Among its other protections designed to ensure access to voting for Black people, the Enforcement Act of 1870 made it a felony when:

…two or more persons to band or conspire together, or go in disguise upon the public highway, or the premises of another, with intent to ….injure, press, threaten or intimidate any citizen with intent to prevent or hinder his free exercise and enjoyment of any right or privilege granted or secured to him by the Constitution or laws of the United States.

The reference to disguise was not accidental. Congress held a set of hearings in 1870 and 1871 to receive testimony about the effect of Klan violence in the South.

Black people courageously stepped forward to tell in their own words what they had endured in towns and hamlets throughout the South. They told of threats, whipping, rape, arson, murder – all carried out by masked and armed bands of men who demanded that Black people do their bidding. Frequently the acts of these mobs were designed to keep Black people from voting, from teaching in newly opened schools, from purchasing land or from demanding to be paid for labor. Whites also testified about how their efforts to assist Black neighbors who faced Klan violence, turned the attention of the mob on them. Local officials were either secretly part of the mobs, or too intimidated to prosecute.

Thomas Drennon, a blacksmith, and wagon maker in Floyd County was asked about masked men who came to his home late at night:

Question: Have any of them ever come to your house?

Thomas Drennon: Yes sir…. they came there last January, I think….as well as I could count them there were about twenty odd; I could not count them all. They were disguised so that I could not see their faces; they had something over their faces, hanging down.[vi]

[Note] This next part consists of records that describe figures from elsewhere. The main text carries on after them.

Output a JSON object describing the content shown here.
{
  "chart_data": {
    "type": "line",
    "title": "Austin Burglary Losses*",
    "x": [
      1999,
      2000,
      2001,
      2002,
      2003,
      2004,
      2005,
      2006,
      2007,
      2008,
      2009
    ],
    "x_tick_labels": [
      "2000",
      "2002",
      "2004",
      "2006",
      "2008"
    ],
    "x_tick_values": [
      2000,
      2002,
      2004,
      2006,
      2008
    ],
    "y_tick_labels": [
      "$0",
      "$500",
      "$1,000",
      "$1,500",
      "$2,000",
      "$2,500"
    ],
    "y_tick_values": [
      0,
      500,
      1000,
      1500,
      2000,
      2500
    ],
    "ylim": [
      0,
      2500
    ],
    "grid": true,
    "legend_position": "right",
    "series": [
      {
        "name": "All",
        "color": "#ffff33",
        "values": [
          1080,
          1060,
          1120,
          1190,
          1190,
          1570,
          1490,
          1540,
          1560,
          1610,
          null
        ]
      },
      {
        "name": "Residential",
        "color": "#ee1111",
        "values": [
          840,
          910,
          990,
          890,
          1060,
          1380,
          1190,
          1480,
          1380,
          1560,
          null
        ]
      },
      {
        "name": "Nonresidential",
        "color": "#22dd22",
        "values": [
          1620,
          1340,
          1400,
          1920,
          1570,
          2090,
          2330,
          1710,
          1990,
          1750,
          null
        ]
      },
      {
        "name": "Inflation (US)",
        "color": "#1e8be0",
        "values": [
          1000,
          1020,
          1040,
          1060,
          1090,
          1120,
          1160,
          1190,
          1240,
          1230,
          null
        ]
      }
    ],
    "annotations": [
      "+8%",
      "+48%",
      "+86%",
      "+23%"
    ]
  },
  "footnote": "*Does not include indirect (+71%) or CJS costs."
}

Caroline Smith described how she, her husband, and her sister-in-law were stripped and whipped by masked men who warned the women not to “sass any white ladies,” and not to speak of what had happened or who their assailants were. Smith explained,

After they had whipped all three of us Felker looked in and said, “Do you know any of us?’ I said, ‘No I don’t.’ I told them a lie for knew them well enough I knew they would kill me if I said I did.

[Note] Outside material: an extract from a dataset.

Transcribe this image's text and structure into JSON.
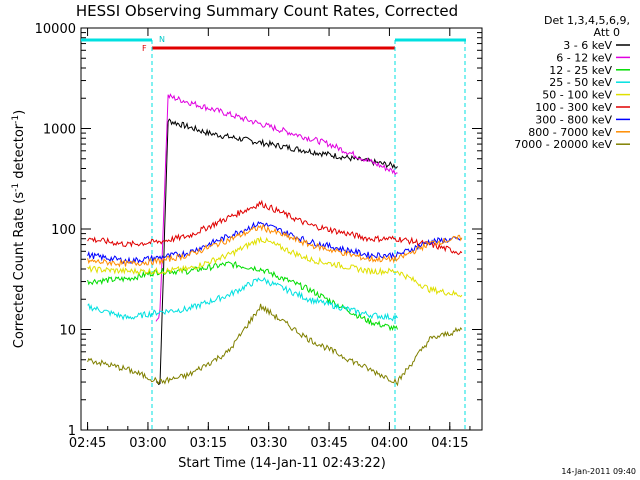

I reference this history not to say that ICE officers are the same as the masked Klansmen who terrorized Black people for so many decades. I raise this history to remind us of the uniquely repugnant nature of masked assault and violations of civil rights that is such a shameful part of our history. … targeting members of racial minority groups. This form of racial terror is part of our national DNA. This alone should compel us to resist actions that stir up its memory.
We know that some of the people who have been set upon by ICE officers are U.S. citizens.[xii] These citizens should be able to vindicate their Section 1983 rights. But against whom? Non-citizens also should not be set upon by gangs of men wearing masks. What guarantee do we have that their assailants are in fact ICE agents? Or that they are law enforcement officers of any kind? Has this Administration authorized masked men to terrorize and round-up migrants and U.S. citizens in the name of immigration enforcement?